Tree was still half a dozen paces away when the white-haired man spoke; the voice was deep and curiously well modulated: “I've got a pot of fresh coffee inside if you'd care to join me.”

Without waiting an answer, the white-haired man turned inside. It was, Tree saw now, the sheriff's office; a little shingle sign above the door said GUNNISON COUNTY SHERIFF: O. J. McKESSON.

When Tree went inside, the white-haired man was standing by a black iron stove whose chimney pipe staggered back to the ceiling corner in a series of steplike elbows. It made the room look more like a foundry boiler room than an office. A corridor of jail cells lay past an open door at the back of the room. There was a rolltop pigeon-hole desk against one wall, flap open and cluttered; there was the obligatory locked rack of guns; and there were three chairs and a spittoon. Otherwise the room was bare, uncluttered, and scrupulously clean, reflecting the careful dress and manicured appearance of the white-haired man himself. It didn't remind Tree of Sheriff Paul's office in Tucson, where every day for the past year and a half Tree had had to pick a path through an incredible litter.

Tree absorbed it all in the time it took his alert eyes to sweep the room once. When he let the screen door slam behind him on its spring, the white-haired man was holding up a coffee pot andpouring into two tin cups both of which were hooked to one finger. The coffee steamed as it flowed out of the pot.

The white-haired man put the pot on the stove, set one cup on a corner of the rolltop and gestured toward it. “Help yourself. You're Tree?”

“Yes.”

“I'm McKesson.” The white-haired man offered his hand. The fingers were long and brown; his handshake was hard and brief. Up close, the elegance of his face was marred by the rough pitting of an old skin disease.
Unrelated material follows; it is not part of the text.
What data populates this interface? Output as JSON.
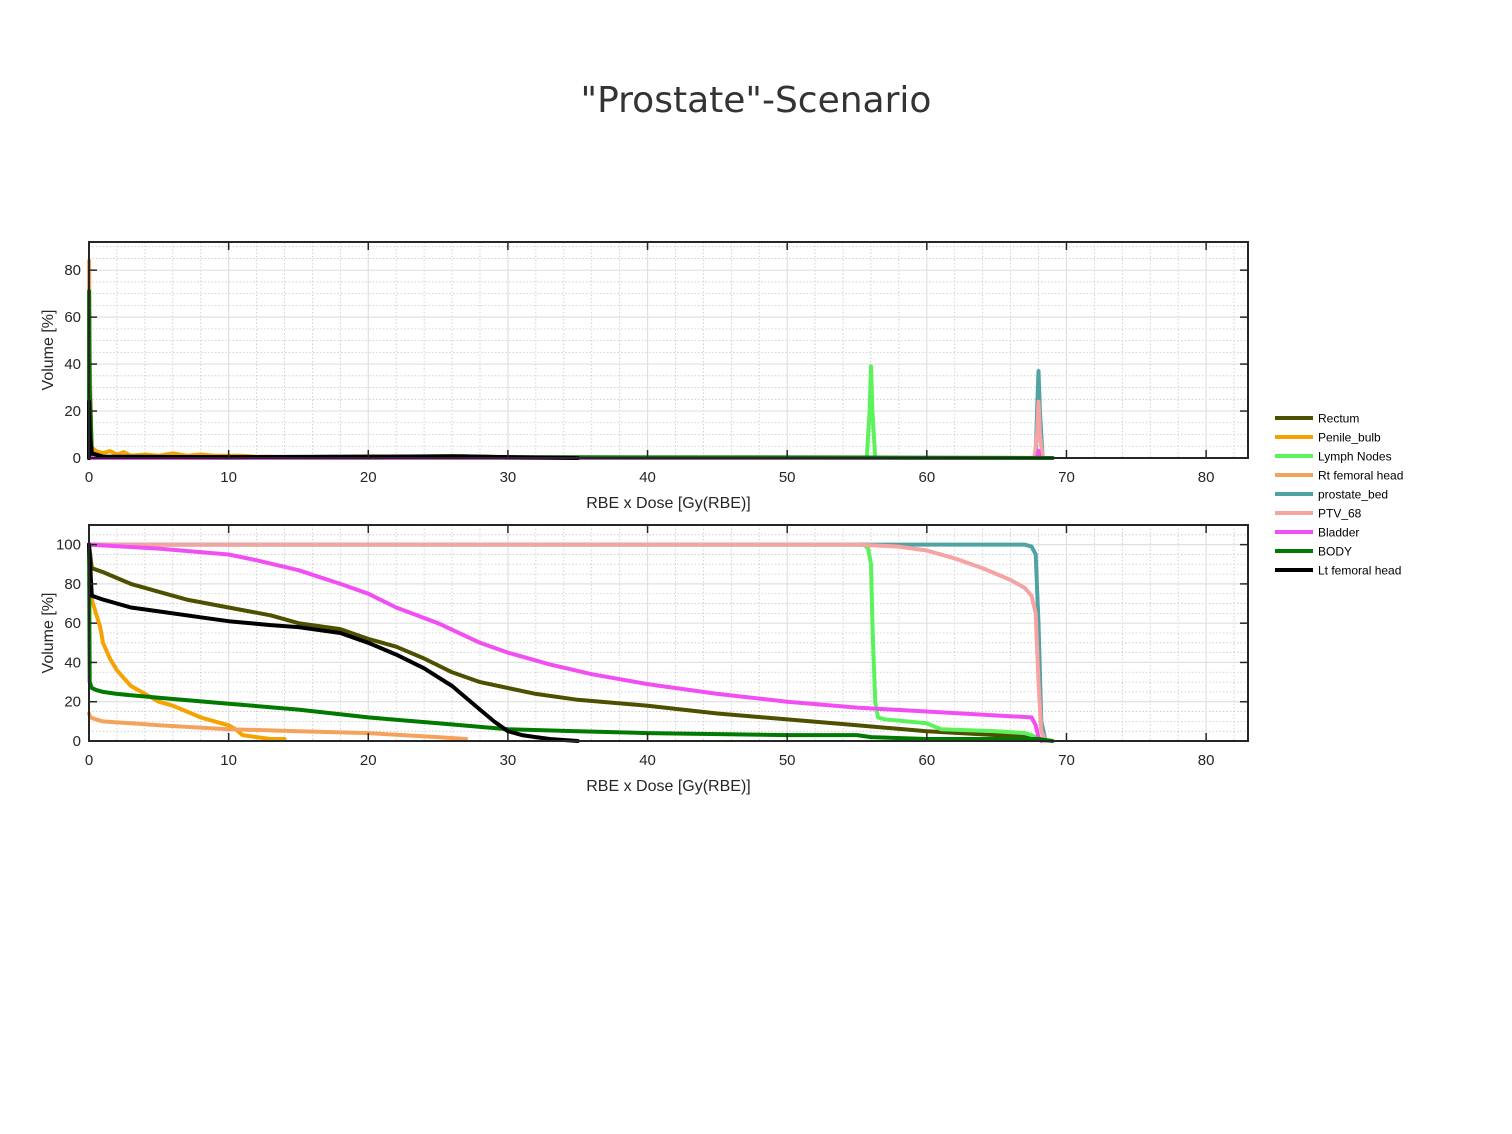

“Have a seat—let's talk.” McKesson sat down, blew across his coffee, and watched Tree from under thick, white brows. He was obviously aware of the impressive effect of his suntanned face against the bright white thick hair. Every body movement was made with self-conscious poise. He had hawked, predatory features, fingers like the claws of a bird of prey, gleaming violet eyes that missed nothing.

Tree said, “You know who I am, then you know why I'm here.”

“I had a wire from Sheriff Paul.” McKesson had large white teeth; they formed an accidental smile when his lips peeled back from the too-hot coffee. He lowered the cup and licked his lips and said conversationally, “Personally, I'd advise you to forget it, young fellow.”

“Forget what?”

“Wyatt Earp. He'll destroy you—he'll swat you like a fly, if you get in his way.” Absently, he made a face at the coffee and put the cup down to' cool. He leaned back, crossing his legs and hooking one arm over the back of the chair, and in a sleepy way he added, “You'll never get him out of this town if he doesn't want to go.”

“Funny way for you to talk,” said Tree.

“Why? Because I wear a badge and you and I are supposed to be on the same side?”

“You might say that.”

“I might, but I won't. You see, I'm an elected official with a duty to the constituency that voted me into office.”

“What's that got to do with Earp? He didn't vote for you.”

“His friends did,” McKesson murmured, smiling a little. He was being deliberately mysterious and it irritated Tree.

Tree said, “All right, since you want me to ask. What friends?”

It made McKesson laugh. “Very good. I'm glad to see you're not the usual kind of bumbling half-assed farmer they use for deputy sheriffs down in Arizona.”